Dakin nodded wearily. He was frightened, now that the zero hour had come, but it was too late for him to back out. One look at Jerry’s burning eyes and grim, set face showed that.
Dakin took his place at the panel board. Jerry stood near the magnet switch, even as Kay had done. The routine was carefully gone through. He sent the juice surging through the magnets, waited for polarization for five exact minutes.
Then Dakin set the rheostat lever in the first notch. The blue lights glowed again in the concentric tubes; the atmosphere was filled once more with the pungency of ozone. The reflectors dazzled as the initial voltage hurtled upon the doomed sphere. When the bolometer registered two degrees Centigrade, Dakin set the lever up another notch. It had all been carefully rehearsed.
Frost thickened on the crystalline surface; the little animals within stiffened with cold. The needle swung steadily to the left, retracing exactly what had once before occurred. Over, over, while the two men watched with bated breath. Minus two hundred and seventy-two degrees, slower, then the needle quivered and stuck. The temperature at which helium solidifies!
For ten minutes they waited, ten long minutes that seemed eternity. It represented the interval during which Jerry had argued with Mrs. Wiggins before young Egbert had taken their destinies into his own grubby fingers.
Jerry swung around, cowered almost against the frozen surface of the globe, even as he remembered Kay had done. Eight minutes, nine minutes, ten, while his heart pounded with suffocating thunders and his breath was a tight constriction in his throat. Suddenly he nodded. Dakin shivered, implored him with anguished eyes. It was still not too late to back out. But Jerry shook his head frantically. The precious seconds were slipping. With a groan Dakin threw the lever v
iolently over to the last notch.
A blinding flash, a surging roar; a million volts battered into the sphere. The ice-covered surface opened, melted into hazy nothingness. Jerry threw himself around even as Kay had done. The events of a whole lifetime rushed through his brain, like those of a drowning man, of some one falling through space. For a single, tiny moment fear overwhelmed him, fear of that dreadful unknown into which he was voluntarily casting himself. Almost he sprang backward, out of the range of those fearful, beating impulses. Then, as in a dream, he saw the features of Kay shimmering before him. He gritted his teeth, held firm.

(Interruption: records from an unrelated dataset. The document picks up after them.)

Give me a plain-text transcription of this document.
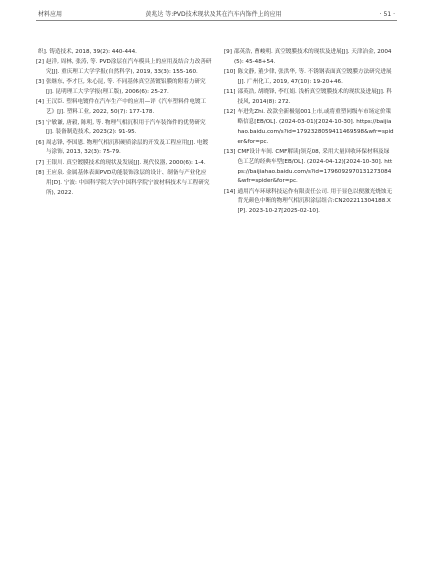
黄兆达 等:PVD技术现状及其在汽车内饰件上的应用
材料应用	· 51 ·
织]. 铸造技术, 2018, 39(2): 440-444.
[2] 赵洋, 周林, 张涛, 等. PVD涂层在汽车模具上的应用及结合力改善研究[J]. 重庆理工大学学报(自然科学), 2019, 33(3): 155-160.
[3] 张继东, 李才巨, 朱心昆, 等. 不同基体真空蒸镀铝膜的附着力研究[J]. 昆明理工大学学报(理工版), 2006(6): 25-27.
[4] 王汉臣. 塑料电镀件在汽车生产中的应用—评《汽车塑料件电镀工艺》[J]. 塑料工业, 2022, 50(7): 177-178.
[5] 宁敏谦, 唐毅, 陈明, 等. 物理气相沉积用于汽车装饰件的优势研究[J]. 装备制造技术, 2023(2): 91-95.
[6] 周志锋, 李国恩. 物理气相沉积硬质涂层的开发及工程应用[J]. 电镀与涂饰, 2013, 32(3): 75-79.
[7] 王银川. 真空镀膜技术的现状及发展[J]. 现代仪器, 2000(6): 1-4.
[8] 王应泉. 金属基体表面PVD功能装饰涂层的设计、制备与产业化应用[D]. 宁波: 中国科学院大学(中国科学院宁波材料技术与工程研究所), 2022.
[9] 邵英浩, 曹峻明. 真空镀膜技术的现状及进展[J]. 天津冶金, 2004(5): 45-48+54.
[10] 陈文静, 董少律, 张洪华, 等. 不锈钢表面真空镀膜方法研究进展[J]. 广州化工, 2019, 47(10): 19-20+46.
[11] 邵英浩, 胡晓锋, 李红娟. 浅析真空镀膜技术的现状及进展[J]. 科技风, 2014(8): 272.
[12] 车进先Zhi. 改款全新极氪001上市,或将重塑同级车市场定价策略信息[EB/OL]. (2024-03-01)[2024-10-30]. https://baijiahao.baidu.com/s?id=1792328059411469598&wfr=spider&for=pc.
[13] CMF设计车间. CMF解读|领克08, 采用大量回收环保材料及绿色工艺的经典车型[EB/OL]. (2024-04-12)[2024-10-30]. https://baijiahao.baidu.com/s?id=1796092970131273084&wfr=spider&for=pc.
[14] 通用汽车环球科技运作有限责任公司. 用于显色以便激光烧蚀无背光颜色中断的物理气相沉积涂层组合:CN202211304188.X[P]. 2023-10-27[2025-02-10].
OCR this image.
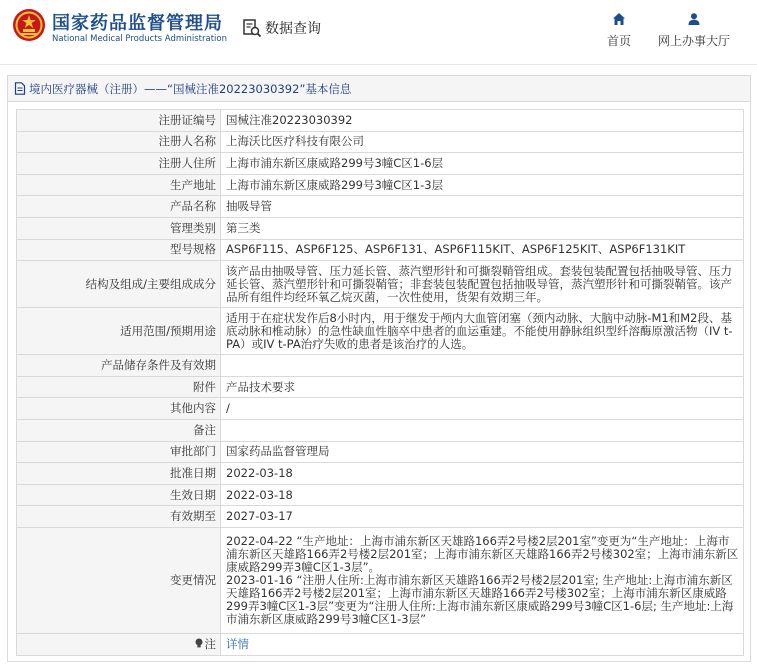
国家药品监督管理局
National Medical Products Administration
数据查询
首页 网上办事大厅
境内医疗器械（注册）——“国械注准20223030392”基本信息
注册证编号	国械注准20223030392
注册人名称	上海沃比医疗科技有限公司
注册人住所	上海市浦东新区康威路299号3幢C区1-6层
生产地址	上海市浦东新区康威路299号3幢C区1-3层
产品名称	抽吸导管
管理类别	第三类
型号规格	ASP6F115、ASP6F125、ASP6F131、ASP6F115KIT、ASP6F125KIT、ASP6F131KIT
结构及组成/主要组成成分	该产品由抽吸导管、压力延长管、蒸汽塑形针和可撕裂鞘管组成。套装包装配置包括抽吸导管、压力延长管、蒸汽塑形针和可撕裂鞘管；非套装包装配置包括抽吸导管，蒸汽塑形针和可撕裂鞘管。该产品所有组件均经环氧乙烷灭菌，一次性使用，货架有效期三年。
适用范围/预期用途	适用于在症状发作后8小时内，用于继发于颅内大血管闭塞（颈内动脉、大脑中动脉-M1和M2段、基底动脉和椎动脉）的急性缺血性脑卒中患者的血运重建。不能使用静脉组织型纤溶酶原激活物（IV t-PA）或IV t-PA治疗失败的患者是该治疗的人选。
产品储存条件及有效期	
附件	产品技术要求
其他内容	/
备注	
审批部门	国家药品监督管理局
批准日期	2022-03-18
生效日期	2022-03-18
有效期至	2027-03-17
变更情况	2022-04-22 “生产地址：上海市浦东新区天雄路166弄2号楼2层201室”变更为“生产地址：上海市浦东新区天雄路166弄2号楼2层201室；上海市浦东新区天雄路166弄2号楼302室；上海市浦东新区康威路299弄3幢C区1-3层”。
2023-01-16 “注册人住所:上海市浦东新区天雄路166弄2号楼2层201室; 生产地址:上海市浦东新区天雄路166弄2号楼2层201室；上海市浦东新区天雄路166弄2号楼302室；上海市浦东新区康威路299弄3幢C区1-3层”变更为“注册人住所:上海市浦东新区康威路299号3幢C区1-6层; 生产地址:上海市浦东新区康威路299号3幢C区1-3层”

注	详情
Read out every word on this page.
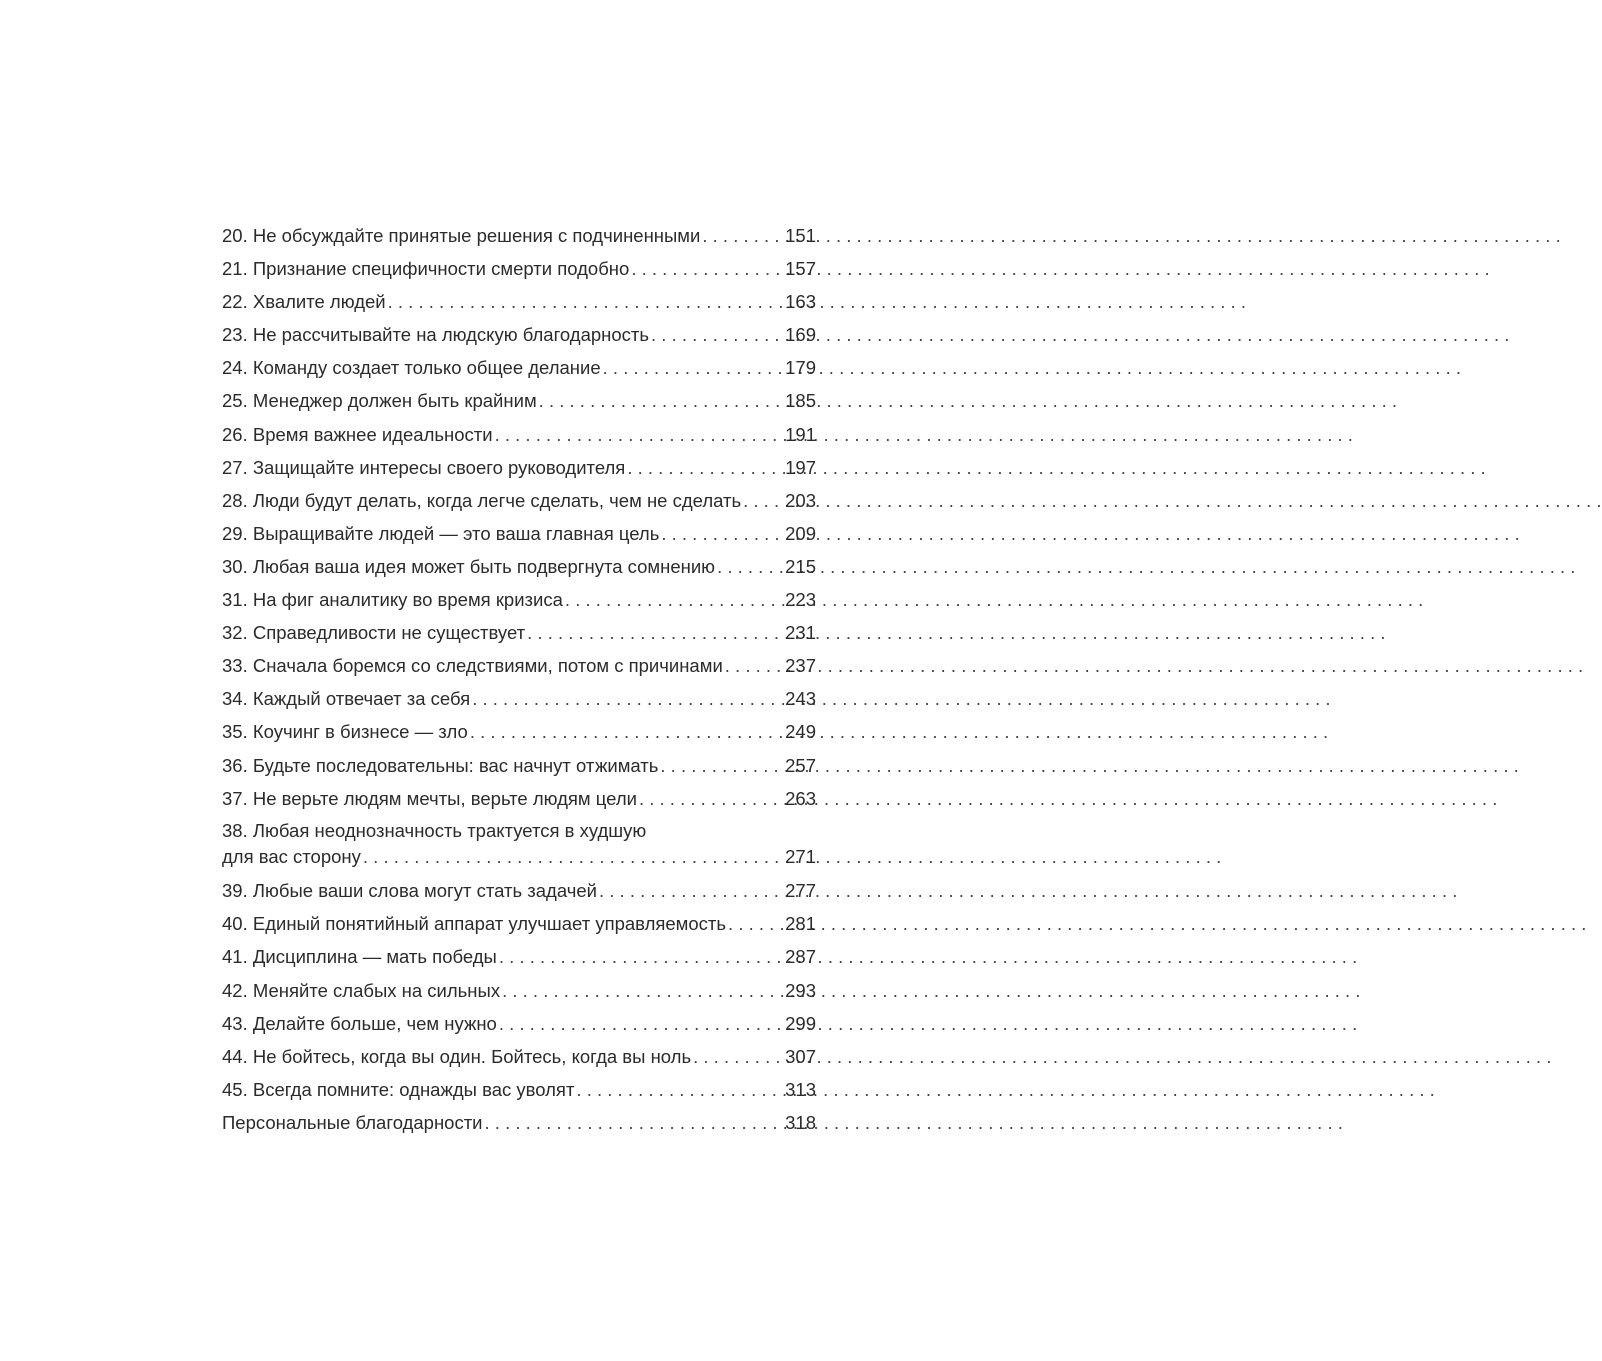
20. Не обсуждайте принятые решения с подчиненными . . .	151
21. Признание специфичности смерти подобно . . .	157
22. Хвалите людей . . .	163
23. Не рассчитывайте на людскую благодарность . . .	169
24. Команду создает только общее делание . . .	179
25. Менеджер должен быть крайним . . .	185
26. Время важнее идеальности . . .	191
27. Защищайте интересы своего руководителя . . .	197
28. Люди будут делать, когда легче сделать, чем не сделать . . . 203
29. Выращивайте людей — это ваша главная цель . . .	209
30. Любая ваша идея может быть подвергнута сомнению . . .	215
31. На фиг аналитику во время кризиса . . .	223
32. Справедливости не существует . . .	231
33. Сначала боремся со следствиями, потом с причинами . . .	237
34. Каждый отвечает за себя . . .	243
35. Коучинг в бизнесе — зло . . .	249
36. Будьте последовательны: вас начнут отжимать . . .	257
37. Не верьте людям мечты, верьте людям цели . . .	263
38. Любая неоднозначность трактуется в худшую
для вас сторону . . .	271
39. Любые ваши слова могут стать задачей . . .	277
40. Единый понятийный аппарат улучшает управляемость . . .	281
41. Дисциплина — мать победы . . .	287
42. Меняйте слабых на сильных . . .	293
43. Делайте больше, чем нужно . . .	299
44. Не бойтесь, когда вы один. Бойтесь, когда вы ноль . . .	307
45. Всегда помните: однажды вас уволят . . .	313
Персональные благодарности . . .	318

Then came the blast, as the air rushed into the vacuum of the halted atoms. It caught him, hurled him headlong, straight for the center of the misty globe. A great cry tore involuntarily from his throat as he swept, without a stagger, into the swirling interior.
He was curiously light. He floated in a current of illimitable forces. Red-hot pincers seemed to tear his flesh and bones apart. Up above, all around him, lights wavered and danced. The room was a roaring haze. Through swirling currents he saw Dakin, mouth open, eyes filled with terrible fear, darting frantically for the lever, thrusting it back to zero.
Jerry found himself suddenly smiling. The gesture was a duplication of his own former movements, and like it would be too late. But there was no doubt that poor Dakin was scared, would give anything now to undo that to which he had been an accessory.
Suddenly a cry of surprise tore from Jerry’s lips. The tearing, ripping sensations had ceased. A sense of well-being invaded him. The crystalline sphere, the chair, the caged animals, hitherto vague, insubstantial, ghostly, were swimming back to solidity, to hard, tangible surfaces. But the great laboratory, the magnets, the pounding, flaming reflectors, the walls with their panels and shiny surfaces, Dakin himself, misted and fled from his senses like the tenuous wisps of a waking dream.